Onze beveiligingspreview-releases hebben sinds september 2025 de beveiligingspatches van december 2025 voor het Android Open Source Project geleverd. De beveiligingspatches van december 2025 zijn nu openbaar en worden geïntegreerd in onze reguliere releases, terwijl onze beveiligingspreview's tot maart 2026 lopen.

Een aantal van de patches die eerder gepland waren voor december 2025 zijn optioneel gemaakt en uitgesteld naar toekomstige maanden, zodat ze niet in het openbare bulletin worden vermeld. Daarom bevatten zelfs onze beveiligingspreview-releases van september 2025 CVE's die in december 2025 nog steeds niet openbaar zijn.

De reden dat patches worden uitgesteld, is omdat OEM's niet in staat zijn om patches snel te integreren, te testen en te verzenden. Wanneer er problemen worden vastgesteld, waaronder dat een OEM er moeite mee heeft, zullen ze het vaak uitstellen naar een toekomstige maand. Onze beveiligingsvooruitzichten kunnen deze blijven verzenden.

GrapheneOS is het enige op Android gebaseerde besturingssysteem dat de volledige beveiligingspreviewpatches biedt. Samsung levert een klein subset van hun vlaggenschipapparaten. Pixel stock OS krijgt een deel ervan vroeg, maar we zijn niet zeker hoeveel precies, aangezien ze hun richtlijnen voor het vermelden van patches niet volgen.

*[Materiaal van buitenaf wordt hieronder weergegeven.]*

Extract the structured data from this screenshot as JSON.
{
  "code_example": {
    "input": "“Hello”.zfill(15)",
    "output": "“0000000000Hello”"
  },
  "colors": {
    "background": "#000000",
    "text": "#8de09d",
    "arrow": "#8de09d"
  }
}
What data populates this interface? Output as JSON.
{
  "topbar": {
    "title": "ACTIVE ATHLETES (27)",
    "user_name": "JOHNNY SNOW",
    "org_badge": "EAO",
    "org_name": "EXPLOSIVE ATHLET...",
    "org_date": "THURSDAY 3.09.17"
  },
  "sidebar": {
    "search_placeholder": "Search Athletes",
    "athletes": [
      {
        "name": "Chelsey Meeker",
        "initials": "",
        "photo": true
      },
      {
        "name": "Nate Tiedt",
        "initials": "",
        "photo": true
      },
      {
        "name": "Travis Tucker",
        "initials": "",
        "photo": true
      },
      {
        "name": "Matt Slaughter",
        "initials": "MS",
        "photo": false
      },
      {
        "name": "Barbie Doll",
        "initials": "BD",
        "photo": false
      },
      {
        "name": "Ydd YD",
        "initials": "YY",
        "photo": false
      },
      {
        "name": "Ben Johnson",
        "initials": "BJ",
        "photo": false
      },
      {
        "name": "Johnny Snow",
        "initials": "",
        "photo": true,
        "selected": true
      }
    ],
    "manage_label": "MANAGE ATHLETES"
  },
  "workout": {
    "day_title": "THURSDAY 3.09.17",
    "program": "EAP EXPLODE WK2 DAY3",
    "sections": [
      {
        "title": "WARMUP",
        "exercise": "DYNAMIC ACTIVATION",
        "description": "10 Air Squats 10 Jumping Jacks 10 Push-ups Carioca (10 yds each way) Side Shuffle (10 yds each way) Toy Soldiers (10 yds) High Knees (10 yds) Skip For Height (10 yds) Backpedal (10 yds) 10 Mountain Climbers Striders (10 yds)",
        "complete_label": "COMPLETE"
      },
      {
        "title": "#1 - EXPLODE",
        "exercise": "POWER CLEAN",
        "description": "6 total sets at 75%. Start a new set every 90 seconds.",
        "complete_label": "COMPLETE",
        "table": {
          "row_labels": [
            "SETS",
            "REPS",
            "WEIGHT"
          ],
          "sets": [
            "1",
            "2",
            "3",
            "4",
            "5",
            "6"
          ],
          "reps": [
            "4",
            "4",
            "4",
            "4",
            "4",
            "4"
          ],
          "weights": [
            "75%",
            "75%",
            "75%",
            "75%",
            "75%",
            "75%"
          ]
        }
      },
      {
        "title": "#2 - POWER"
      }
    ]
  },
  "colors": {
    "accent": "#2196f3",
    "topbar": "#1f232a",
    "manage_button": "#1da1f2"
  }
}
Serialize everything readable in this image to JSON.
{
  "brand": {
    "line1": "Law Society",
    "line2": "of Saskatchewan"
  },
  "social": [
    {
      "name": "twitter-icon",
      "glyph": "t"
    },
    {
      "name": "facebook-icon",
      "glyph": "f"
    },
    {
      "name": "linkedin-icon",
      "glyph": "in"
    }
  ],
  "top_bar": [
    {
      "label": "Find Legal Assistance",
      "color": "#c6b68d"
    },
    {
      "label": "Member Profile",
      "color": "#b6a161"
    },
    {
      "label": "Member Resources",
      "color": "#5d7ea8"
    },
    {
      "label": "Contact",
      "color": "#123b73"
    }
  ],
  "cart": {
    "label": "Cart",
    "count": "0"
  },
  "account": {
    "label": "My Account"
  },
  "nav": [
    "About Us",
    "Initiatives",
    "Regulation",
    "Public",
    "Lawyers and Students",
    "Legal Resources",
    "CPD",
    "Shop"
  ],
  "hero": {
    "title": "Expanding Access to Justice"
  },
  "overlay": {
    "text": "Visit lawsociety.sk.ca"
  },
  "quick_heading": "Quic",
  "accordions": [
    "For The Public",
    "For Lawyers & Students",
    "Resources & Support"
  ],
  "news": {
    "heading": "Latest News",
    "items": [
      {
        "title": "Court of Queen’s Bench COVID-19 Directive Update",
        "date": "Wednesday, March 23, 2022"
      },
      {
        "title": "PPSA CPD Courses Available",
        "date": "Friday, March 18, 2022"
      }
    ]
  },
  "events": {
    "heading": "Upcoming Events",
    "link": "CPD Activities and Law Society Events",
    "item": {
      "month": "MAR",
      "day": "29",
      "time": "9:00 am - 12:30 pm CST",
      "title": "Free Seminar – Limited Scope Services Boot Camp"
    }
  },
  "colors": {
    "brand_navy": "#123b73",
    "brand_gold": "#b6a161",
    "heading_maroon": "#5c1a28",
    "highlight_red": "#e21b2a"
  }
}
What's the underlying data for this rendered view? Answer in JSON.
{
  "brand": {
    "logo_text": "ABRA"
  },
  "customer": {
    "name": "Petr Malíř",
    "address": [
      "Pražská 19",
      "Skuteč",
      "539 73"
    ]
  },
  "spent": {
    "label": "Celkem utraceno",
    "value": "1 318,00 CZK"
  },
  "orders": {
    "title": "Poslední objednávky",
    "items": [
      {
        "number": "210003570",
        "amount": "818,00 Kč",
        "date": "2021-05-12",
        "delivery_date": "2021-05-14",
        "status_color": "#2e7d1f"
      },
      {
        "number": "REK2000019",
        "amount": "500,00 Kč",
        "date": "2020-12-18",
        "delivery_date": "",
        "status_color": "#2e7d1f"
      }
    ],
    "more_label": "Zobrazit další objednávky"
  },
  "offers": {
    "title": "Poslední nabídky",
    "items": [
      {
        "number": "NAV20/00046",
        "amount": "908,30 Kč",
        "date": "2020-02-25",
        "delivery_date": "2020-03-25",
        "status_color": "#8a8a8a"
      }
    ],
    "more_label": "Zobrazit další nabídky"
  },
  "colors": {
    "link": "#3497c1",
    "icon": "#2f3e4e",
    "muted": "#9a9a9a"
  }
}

Het bieden van onze beveiligingspreviewpatches is veel werk voor ons. Het vereist een fulltime ontwikkelaar die een aanzienlijk deel van zijn tijd eraan besteedt. Het is moeilijk te begrijpen waarom grote bedrijven deze patches niet kunnen bijhouden, maar wat telt is dat we ze vroeg kunnen aanbieden.

Android-beveiligingspreviewpatches worden momenteel teruggevoerd naar Android 13, 14, 15 en 16. Aangezien GrapheneOS is gebaseerd op Android 16 QPR1, moeten we de patches van 16 naar 16 QPR1 doorvoeren. Ons begrip is dat ze ook gaan beginnen met het terugvoeren naar enkele kwartaalreleases.

Android 16 QPR2 lijkt de eerste kwartaalrelease van Android te zijn die zal worden geleverd door niet-Pixelapparaten. Als dat het geval is, moeten ze ook beginnen met het aanbieden van beveiligingspreviewpatches die teruggeplaatst zijn naar deze versie. Het is niet duidelijk of dit voor elke kwartaalrelease zal gebeuren.

Een aanzienlijk deel van de tijd die aan dit project wordt besteed, is een van de redenen waarom de ontwikkeling van GrapheneOS-functies is vertraagd. Het uitbreiden van onze servers en nu migreren van OVH is een andere reden. We zullen meer mensen aannemen en onze organisatiestructuur verbeteren om de zaken beter op gang te krijgen.

We zouden het zeer op prijs stellen als patches 1 week van tevoren aan OEM's bekendgemaakt zouden worden in plaats van 2-4 maanden van tevoren, zodat onze beveiligingspreview-releases slechts een week hoeven te bestaan en reguliere releases de patches veel sneller zouden ontvangen. OEM's zouden gewoon veel meer mensen moeten aannemen en het beter moeten doen.